Brandon Shaw (John Dall) and Phillip Morgan (Farley Granger) strangle their friend David Kentley (Dick Hogan) for no other reason than to prove they are superior human beings by getting away with it. Audaciously, they hide the body in a trunk in their living room while throwing a party for the victim’s family and fiancee, using the trunk as a buffet table. Also on the guest list is Rupert Cadell (James Stewart), their old headmaster from school. Rupert is now an eccentric publisher who, as he did when he was headmaster, likes to argue in favor of a vaguely Nietzsche-esque viewpoint of superior versus inferior human beings. His two former students have taken his philosophical mind games a bit too literally.

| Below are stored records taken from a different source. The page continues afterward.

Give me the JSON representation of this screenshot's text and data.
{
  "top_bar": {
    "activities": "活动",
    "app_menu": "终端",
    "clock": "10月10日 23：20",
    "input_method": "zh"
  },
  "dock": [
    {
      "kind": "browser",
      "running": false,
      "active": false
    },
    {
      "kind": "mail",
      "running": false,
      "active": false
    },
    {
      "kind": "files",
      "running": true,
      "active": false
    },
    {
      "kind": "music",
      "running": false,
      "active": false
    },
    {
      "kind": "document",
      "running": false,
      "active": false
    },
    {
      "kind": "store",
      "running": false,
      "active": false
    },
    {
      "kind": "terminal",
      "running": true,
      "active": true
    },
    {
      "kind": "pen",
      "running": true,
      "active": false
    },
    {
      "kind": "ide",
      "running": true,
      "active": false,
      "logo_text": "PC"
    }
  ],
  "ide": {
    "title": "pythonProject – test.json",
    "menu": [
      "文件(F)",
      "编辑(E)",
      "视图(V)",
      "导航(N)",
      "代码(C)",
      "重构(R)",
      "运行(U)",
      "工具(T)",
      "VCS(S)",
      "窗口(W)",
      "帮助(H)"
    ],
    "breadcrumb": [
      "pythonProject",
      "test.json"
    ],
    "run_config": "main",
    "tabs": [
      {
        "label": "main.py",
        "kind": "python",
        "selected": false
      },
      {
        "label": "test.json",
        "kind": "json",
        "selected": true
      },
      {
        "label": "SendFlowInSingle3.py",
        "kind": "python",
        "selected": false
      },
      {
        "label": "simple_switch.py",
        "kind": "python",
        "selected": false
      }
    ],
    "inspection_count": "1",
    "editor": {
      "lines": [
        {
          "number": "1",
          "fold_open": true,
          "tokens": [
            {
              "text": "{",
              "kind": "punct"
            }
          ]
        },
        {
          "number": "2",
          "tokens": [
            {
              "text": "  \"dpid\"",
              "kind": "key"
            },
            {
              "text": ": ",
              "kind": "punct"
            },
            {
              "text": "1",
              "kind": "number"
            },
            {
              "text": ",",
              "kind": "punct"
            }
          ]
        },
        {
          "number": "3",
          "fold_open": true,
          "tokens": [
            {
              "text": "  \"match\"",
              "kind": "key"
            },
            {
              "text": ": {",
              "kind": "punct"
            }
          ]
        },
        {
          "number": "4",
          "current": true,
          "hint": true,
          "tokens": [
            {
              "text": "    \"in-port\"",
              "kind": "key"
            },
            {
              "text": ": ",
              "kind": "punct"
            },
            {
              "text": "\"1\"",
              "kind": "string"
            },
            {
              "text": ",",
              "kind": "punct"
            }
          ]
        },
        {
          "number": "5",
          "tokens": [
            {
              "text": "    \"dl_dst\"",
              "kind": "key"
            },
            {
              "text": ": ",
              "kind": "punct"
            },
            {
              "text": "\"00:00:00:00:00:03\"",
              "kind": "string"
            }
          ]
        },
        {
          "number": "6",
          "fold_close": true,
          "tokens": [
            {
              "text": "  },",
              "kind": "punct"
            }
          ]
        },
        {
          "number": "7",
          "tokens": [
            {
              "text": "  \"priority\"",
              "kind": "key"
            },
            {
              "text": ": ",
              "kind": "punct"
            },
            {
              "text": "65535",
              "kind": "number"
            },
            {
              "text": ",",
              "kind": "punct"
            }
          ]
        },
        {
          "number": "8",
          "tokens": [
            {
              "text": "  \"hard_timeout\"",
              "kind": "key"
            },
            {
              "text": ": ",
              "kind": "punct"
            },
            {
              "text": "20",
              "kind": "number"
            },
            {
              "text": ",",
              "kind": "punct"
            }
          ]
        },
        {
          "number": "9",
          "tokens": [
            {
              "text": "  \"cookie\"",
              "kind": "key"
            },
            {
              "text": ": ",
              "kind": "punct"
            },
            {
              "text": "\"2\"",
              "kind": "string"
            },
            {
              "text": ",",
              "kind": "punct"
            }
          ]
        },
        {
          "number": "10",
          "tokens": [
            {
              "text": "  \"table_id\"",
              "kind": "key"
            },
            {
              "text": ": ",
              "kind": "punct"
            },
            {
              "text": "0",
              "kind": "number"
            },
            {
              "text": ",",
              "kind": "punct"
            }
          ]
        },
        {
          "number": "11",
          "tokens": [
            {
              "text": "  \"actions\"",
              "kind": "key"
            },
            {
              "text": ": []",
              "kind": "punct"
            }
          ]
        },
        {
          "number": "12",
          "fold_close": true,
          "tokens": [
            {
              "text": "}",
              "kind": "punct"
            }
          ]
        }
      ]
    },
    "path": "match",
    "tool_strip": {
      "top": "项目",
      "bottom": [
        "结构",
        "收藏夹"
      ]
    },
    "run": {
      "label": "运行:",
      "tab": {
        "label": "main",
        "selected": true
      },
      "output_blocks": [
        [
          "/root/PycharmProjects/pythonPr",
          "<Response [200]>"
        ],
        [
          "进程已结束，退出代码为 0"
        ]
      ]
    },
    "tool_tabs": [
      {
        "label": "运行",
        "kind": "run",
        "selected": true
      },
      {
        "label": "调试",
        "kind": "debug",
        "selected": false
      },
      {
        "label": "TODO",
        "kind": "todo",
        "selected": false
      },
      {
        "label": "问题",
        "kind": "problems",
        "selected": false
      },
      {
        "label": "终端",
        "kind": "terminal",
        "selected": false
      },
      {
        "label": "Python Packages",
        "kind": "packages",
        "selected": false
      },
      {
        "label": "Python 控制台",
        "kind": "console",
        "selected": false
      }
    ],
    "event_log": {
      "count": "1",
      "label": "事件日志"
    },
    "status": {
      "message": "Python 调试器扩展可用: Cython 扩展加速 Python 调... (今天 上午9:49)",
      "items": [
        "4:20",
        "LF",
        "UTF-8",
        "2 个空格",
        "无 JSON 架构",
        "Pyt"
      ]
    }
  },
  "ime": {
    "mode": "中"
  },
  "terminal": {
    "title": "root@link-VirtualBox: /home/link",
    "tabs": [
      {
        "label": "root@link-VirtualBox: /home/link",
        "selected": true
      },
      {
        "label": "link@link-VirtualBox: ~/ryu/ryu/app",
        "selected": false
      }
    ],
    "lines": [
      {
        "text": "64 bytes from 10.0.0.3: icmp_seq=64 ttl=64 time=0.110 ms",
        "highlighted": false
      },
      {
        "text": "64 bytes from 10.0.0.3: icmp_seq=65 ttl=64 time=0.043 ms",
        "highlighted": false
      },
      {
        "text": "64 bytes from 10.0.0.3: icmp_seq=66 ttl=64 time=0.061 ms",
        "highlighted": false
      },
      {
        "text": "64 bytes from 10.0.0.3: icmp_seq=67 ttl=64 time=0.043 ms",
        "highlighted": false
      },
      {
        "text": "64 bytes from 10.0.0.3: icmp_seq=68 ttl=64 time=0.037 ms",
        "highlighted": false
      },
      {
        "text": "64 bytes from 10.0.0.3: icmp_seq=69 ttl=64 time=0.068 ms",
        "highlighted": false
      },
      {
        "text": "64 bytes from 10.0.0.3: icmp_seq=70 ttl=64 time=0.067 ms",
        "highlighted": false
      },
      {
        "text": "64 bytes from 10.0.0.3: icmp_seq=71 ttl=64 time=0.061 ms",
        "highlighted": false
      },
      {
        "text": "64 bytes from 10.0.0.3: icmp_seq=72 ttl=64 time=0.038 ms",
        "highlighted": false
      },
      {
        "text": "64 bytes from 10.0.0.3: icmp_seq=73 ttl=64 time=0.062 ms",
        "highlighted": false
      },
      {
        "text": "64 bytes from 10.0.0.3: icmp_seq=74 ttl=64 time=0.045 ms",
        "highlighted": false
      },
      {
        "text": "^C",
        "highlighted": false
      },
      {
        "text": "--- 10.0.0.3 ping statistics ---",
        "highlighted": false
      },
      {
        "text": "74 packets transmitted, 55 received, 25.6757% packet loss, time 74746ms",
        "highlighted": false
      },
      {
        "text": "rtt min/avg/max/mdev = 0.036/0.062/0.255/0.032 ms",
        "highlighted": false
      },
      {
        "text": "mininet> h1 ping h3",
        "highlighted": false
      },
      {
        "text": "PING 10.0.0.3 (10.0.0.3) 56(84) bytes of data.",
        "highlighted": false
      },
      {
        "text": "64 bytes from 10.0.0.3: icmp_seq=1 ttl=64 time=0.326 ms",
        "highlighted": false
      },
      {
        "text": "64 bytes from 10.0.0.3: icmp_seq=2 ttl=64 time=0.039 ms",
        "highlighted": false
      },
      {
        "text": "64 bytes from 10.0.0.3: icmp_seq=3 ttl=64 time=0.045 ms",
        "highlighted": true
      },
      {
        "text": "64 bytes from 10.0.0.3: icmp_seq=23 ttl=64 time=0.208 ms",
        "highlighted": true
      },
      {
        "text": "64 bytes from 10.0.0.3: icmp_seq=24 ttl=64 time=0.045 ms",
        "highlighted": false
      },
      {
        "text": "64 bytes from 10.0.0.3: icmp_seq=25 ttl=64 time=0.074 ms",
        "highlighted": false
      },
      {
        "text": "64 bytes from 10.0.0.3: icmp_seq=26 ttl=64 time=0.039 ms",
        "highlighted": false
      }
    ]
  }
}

The evening plays out as the two murderers entertain their guests while Rupert becomes more and more suspicious of their behavior. If committing the “perfect murder” is the sign of superior person, Brandon and Philip look less and less superior with each eight-minute reel of film.
Constrained by the enforced morality of the decency codes of the time, the film cannot come out and say explicitly what is obvious to anyone watching the film. Brandon and Philip are homosexual lovers, as were the real Leopold and Loeb. Hitchcock, his screenwriters and the actors manage to effectively convey the truth behind the characters while staying within the “letter of the law.” Subtle puns and double-entendres permeate the dialogue, making the point even more effectively than stating it outright.
It’s hard not to see the underlying ironic humor present in Rope. In a film where people speak freely and openly of murder, homosexuality is too touchy a subject to mention.